Charles Krauthammer argues that Mitt Romney should not limit his case against President Obama to attacks on his economic stewardship. Romney must also make the ideological case against Obama:
If you run against Obama’s performance in contrast to your own competence, you stake your case on persona. Is that how you want to compete against an opponent who is not just more likable and immeasurably cooler but spending millions to paint you as an unfeeling, out-of-touch, job-killing, private-equity plutocrat?
Krauthammer is right, and there’s reason to think that Romney agrees. In some of his speeches and campaign ads, he now talks about idelogy, including Obama’s “you didn’t build that” moment, around which Krauthammer says Romney should build his case. We’ll get a better of idea of the role ideology will play in the campaign later this month at the Republican convention.

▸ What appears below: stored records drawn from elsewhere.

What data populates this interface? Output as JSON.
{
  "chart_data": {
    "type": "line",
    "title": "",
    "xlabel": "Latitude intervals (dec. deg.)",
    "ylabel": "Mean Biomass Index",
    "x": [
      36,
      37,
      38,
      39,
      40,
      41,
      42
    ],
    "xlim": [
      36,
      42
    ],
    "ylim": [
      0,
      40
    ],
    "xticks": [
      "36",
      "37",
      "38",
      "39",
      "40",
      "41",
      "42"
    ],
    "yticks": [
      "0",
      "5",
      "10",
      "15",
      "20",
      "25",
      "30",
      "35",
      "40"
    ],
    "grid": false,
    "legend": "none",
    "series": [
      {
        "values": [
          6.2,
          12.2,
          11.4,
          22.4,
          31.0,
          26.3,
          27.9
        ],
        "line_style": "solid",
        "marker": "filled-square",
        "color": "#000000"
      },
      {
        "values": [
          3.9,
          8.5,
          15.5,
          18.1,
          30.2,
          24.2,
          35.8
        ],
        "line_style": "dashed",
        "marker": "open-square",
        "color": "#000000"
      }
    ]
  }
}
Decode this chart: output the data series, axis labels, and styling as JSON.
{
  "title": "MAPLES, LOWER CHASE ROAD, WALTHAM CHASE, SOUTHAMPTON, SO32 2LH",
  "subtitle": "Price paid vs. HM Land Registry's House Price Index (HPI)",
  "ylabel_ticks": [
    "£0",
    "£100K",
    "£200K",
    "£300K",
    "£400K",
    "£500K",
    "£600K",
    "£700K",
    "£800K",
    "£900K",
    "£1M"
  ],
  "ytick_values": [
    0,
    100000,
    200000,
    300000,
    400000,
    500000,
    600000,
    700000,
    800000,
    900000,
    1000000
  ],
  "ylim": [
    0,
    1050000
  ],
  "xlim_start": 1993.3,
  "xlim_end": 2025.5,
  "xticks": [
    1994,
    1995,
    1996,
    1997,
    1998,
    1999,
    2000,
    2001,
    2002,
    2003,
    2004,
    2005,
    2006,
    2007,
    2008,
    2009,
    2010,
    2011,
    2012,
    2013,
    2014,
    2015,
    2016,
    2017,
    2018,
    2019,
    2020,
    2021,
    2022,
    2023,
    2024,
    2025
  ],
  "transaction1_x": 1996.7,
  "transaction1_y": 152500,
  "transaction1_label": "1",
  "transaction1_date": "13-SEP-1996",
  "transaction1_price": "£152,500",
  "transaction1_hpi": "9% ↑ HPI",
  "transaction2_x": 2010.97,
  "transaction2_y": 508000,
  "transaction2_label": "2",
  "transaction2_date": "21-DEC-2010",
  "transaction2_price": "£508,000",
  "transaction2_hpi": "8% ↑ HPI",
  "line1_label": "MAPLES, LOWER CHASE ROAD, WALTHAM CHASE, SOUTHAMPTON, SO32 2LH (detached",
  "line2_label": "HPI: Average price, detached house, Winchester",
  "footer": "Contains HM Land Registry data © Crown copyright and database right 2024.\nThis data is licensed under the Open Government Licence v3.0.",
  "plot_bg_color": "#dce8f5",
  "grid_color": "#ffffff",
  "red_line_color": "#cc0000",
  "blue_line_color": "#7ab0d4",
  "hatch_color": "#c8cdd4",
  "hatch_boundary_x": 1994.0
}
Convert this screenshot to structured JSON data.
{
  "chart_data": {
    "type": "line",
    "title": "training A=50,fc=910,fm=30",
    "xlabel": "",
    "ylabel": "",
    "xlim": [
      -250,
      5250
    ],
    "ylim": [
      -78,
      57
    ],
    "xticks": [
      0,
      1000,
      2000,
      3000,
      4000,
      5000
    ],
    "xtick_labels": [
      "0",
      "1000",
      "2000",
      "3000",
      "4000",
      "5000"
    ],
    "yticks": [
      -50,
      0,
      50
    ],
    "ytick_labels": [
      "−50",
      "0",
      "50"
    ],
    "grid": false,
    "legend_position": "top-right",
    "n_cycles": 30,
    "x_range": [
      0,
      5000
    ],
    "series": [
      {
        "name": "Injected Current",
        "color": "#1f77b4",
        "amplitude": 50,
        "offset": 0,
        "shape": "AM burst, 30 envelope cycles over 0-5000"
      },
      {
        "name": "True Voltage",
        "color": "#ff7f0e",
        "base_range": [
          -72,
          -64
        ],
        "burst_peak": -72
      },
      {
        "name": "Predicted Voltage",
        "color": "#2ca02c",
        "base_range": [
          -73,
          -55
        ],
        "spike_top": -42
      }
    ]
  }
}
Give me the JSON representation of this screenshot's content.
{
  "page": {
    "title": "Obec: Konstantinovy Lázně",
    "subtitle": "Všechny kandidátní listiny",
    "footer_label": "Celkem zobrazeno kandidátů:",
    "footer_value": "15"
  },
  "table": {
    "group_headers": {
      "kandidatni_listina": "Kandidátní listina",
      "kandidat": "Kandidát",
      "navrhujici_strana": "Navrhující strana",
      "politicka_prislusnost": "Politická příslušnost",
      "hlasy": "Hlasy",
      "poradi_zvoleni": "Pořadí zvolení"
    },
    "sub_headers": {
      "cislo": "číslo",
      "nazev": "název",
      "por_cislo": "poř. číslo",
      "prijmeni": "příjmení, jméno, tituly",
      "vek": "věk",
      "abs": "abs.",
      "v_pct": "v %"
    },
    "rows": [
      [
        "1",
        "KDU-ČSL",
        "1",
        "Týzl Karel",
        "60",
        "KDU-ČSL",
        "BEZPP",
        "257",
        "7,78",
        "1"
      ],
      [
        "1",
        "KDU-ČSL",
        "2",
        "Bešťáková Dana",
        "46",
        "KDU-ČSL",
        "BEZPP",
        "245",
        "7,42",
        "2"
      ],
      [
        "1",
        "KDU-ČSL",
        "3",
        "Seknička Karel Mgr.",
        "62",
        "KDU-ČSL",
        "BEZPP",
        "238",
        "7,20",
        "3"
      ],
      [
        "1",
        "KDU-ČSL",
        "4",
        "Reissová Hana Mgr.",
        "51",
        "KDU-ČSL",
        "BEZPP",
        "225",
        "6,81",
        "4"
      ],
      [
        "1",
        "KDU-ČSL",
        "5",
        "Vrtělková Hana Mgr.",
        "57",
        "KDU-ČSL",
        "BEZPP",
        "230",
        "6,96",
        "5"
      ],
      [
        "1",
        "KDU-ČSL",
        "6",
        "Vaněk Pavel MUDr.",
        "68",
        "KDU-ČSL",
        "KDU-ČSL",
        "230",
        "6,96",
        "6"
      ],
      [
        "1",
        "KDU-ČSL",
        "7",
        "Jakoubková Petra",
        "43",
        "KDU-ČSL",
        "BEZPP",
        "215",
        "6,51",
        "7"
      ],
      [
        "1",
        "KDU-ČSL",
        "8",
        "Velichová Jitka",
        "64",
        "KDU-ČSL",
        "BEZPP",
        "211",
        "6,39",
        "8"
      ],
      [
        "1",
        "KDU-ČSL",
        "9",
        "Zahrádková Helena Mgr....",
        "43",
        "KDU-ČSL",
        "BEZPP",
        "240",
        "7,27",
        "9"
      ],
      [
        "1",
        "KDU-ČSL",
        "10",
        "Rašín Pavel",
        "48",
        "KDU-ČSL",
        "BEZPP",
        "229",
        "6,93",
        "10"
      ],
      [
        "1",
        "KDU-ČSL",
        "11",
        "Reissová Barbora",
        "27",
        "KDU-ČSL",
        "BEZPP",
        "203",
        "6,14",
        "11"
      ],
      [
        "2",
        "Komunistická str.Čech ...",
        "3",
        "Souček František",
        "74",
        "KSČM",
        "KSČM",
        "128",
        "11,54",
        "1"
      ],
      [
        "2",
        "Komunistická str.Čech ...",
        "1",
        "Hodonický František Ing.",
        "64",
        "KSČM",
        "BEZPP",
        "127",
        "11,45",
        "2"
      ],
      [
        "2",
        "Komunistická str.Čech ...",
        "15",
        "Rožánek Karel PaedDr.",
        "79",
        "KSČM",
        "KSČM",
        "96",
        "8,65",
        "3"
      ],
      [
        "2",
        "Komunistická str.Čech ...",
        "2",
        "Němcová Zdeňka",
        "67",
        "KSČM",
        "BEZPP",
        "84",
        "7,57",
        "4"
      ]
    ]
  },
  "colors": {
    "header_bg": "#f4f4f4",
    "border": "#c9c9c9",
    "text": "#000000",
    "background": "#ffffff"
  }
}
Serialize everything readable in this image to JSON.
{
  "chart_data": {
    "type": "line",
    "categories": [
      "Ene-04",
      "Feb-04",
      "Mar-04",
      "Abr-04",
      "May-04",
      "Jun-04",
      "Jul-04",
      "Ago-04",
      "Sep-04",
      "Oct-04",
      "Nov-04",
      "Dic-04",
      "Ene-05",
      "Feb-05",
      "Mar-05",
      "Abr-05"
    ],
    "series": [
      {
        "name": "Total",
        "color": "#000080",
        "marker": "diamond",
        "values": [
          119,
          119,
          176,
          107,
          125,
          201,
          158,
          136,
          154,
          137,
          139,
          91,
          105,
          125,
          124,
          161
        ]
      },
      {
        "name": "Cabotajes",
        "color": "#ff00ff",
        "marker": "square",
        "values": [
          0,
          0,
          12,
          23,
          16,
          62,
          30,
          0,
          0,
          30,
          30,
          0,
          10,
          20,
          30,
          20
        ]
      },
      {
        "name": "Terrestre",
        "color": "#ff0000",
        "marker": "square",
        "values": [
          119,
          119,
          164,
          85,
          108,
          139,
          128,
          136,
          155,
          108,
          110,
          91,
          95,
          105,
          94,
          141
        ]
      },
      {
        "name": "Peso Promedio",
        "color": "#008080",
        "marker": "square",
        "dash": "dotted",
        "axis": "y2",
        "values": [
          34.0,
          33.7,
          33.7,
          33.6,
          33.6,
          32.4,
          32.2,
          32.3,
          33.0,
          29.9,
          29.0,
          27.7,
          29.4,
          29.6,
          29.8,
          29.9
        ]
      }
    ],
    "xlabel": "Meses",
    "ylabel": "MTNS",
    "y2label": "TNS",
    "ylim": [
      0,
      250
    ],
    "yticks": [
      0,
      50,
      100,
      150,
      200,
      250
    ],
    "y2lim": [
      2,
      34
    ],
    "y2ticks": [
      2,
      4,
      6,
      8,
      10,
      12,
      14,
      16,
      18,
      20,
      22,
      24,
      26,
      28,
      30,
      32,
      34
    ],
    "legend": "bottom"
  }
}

Romney isn’t the ideal candidate to talk about philosophy, but he’s not bad at it. Perhaps he’ll pick a running mate who excels in this area. Marco Rubio is the best I’ve heard on the subject.
In any case, philosophy will be an issue whether Romney likes it or not. For my money, the most effective of Obama’s many strong ads is the one called “The Choice,” in which he argues that this election isn’t about two men or two parties, but rather two sets of belief. Obama has distilled his “ideological” argument into a few powerful sentences. Romney had better be able to do the same.